I’d go to anything you had to teach. I’m sure you’d knock it out of the park! See you there! And I will say hi first. Will you forgive me if I murder the pronunciation of your name?
Maybe you can frame appropriation with: You don’t need a PhD to celebrate other cultures in a way that is respectful. Kindness for others is everyone’s business.
The longline corset one and the colonial New Zealand one are the two I’d love to hear – if only I could be there. I’m in the UK and an impoverished historical costume maker who can only dream of it. I hope you have a great time! x
I would love to learn about costuming groups! I really want to start one in my area. Have a great time at CoCo, what a treat for you and everyone there!
It would be really interesting to look at how clothing in Colonial New Zealand up through
to Borneo was changed/influenced by the influx of Western modes by the advent of war
in the Pacific 1941.
Borneo/PNG etc are “furtherest-flung” as their cultures get very little attention (even now) despite being
among the richest resources for minerals, natural gas, and missionaries.
PS: Apparently, parachute silk was ‘on trend’ in the Pacific Theatre of War.

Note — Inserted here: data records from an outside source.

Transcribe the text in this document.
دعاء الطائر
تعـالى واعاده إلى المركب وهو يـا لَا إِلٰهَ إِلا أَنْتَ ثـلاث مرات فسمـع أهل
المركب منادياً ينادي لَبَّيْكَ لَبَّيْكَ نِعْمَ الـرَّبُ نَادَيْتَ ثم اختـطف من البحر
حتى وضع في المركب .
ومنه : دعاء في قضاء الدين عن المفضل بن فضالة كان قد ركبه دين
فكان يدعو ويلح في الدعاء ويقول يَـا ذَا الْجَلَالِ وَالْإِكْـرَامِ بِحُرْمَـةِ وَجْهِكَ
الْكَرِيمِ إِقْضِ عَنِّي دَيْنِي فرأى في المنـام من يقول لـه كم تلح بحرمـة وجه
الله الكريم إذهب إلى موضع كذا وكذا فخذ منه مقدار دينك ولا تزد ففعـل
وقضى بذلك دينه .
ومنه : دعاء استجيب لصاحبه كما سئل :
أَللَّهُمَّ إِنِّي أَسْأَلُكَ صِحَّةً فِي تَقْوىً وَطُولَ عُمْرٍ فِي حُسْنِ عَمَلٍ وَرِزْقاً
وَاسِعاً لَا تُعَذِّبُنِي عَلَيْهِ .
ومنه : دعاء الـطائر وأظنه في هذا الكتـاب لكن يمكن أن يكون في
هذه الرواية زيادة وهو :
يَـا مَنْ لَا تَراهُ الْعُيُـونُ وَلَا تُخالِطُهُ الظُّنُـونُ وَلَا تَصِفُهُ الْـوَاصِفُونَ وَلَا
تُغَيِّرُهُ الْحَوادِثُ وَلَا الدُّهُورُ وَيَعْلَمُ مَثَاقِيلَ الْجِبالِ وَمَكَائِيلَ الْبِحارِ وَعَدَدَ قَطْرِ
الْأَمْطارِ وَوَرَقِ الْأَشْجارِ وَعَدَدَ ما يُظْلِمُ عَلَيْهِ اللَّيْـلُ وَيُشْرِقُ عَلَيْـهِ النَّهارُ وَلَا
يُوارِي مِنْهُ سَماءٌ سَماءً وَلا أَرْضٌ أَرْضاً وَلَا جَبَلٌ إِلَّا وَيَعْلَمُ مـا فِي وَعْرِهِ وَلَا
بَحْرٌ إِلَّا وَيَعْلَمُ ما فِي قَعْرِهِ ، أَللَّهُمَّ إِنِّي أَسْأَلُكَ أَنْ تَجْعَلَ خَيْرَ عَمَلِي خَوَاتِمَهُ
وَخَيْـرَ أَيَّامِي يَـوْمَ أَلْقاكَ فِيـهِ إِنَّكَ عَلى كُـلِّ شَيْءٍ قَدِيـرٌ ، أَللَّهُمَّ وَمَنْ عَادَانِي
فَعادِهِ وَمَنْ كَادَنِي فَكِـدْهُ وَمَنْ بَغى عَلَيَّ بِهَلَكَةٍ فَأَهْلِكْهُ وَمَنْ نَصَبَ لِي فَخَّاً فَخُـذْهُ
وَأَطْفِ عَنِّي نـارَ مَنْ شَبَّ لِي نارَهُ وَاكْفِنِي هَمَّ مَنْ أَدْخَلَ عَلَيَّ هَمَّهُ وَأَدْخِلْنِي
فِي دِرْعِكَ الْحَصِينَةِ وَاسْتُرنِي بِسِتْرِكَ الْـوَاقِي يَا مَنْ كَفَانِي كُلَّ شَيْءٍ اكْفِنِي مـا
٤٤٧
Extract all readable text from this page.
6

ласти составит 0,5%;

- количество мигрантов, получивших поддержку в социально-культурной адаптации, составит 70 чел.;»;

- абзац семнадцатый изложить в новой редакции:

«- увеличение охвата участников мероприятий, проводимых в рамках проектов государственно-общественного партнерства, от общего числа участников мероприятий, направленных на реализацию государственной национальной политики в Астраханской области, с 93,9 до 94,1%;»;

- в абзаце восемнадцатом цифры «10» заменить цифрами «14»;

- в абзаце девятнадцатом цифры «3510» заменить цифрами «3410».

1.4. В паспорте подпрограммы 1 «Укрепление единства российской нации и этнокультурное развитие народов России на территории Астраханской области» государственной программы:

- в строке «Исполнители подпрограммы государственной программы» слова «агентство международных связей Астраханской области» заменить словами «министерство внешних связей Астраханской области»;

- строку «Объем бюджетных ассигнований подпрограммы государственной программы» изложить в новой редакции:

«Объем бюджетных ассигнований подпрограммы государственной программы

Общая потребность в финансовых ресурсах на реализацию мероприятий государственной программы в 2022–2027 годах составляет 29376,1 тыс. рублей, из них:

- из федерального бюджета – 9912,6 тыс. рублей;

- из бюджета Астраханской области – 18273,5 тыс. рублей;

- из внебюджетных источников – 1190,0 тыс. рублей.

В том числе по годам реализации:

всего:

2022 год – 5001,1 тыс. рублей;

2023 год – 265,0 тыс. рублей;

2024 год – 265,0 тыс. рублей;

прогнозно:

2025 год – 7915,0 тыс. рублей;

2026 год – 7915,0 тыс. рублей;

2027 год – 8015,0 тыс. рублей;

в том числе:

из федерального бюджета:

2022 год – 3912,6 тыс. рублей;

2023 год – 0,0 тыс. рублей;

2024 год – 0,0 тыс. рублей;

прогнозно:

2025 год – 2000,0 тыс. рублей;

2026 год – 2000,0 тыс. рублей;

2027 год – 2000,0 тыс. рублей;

I’m afraid WWII in the Pacific doesn’t hugely interest me, and it’s not something I’ve researched, so someone else will have to focus on that. 🙂
You’re going to be at Costume College! And I’m going to be at Costume College! If I faint upon meeting you, please do not laugh too much.
I think the cultural appropriation class is a huge need in the costuming community, especially in light of the puzzling and/or inappropriate blurbs for some of this year’s CoCo events. I would also love anything you’d like to do about NZ or Hawaii, as both have fascinating histories that we don’t hear anything about here in the mainland US. My only idea that you haven’t mentioned would be doing a class related to the 1600s. Lots of the costume community tends to skip from the Renaissance to the Georgian, and I’d love to learn more about that missing era. And to me, Ninon is your most iconic work.
I’m so excited to see you there!
I like Costuming and Cultural Appropriation and Living in a Longline Corset.
Congratulations, that’s awesome! Any of those sound fantastic, and I will be there also (only my second time ever, last time I attended was 5+ years ago), hopefully we can meet & good luck with CoCo sewing & teaching plans!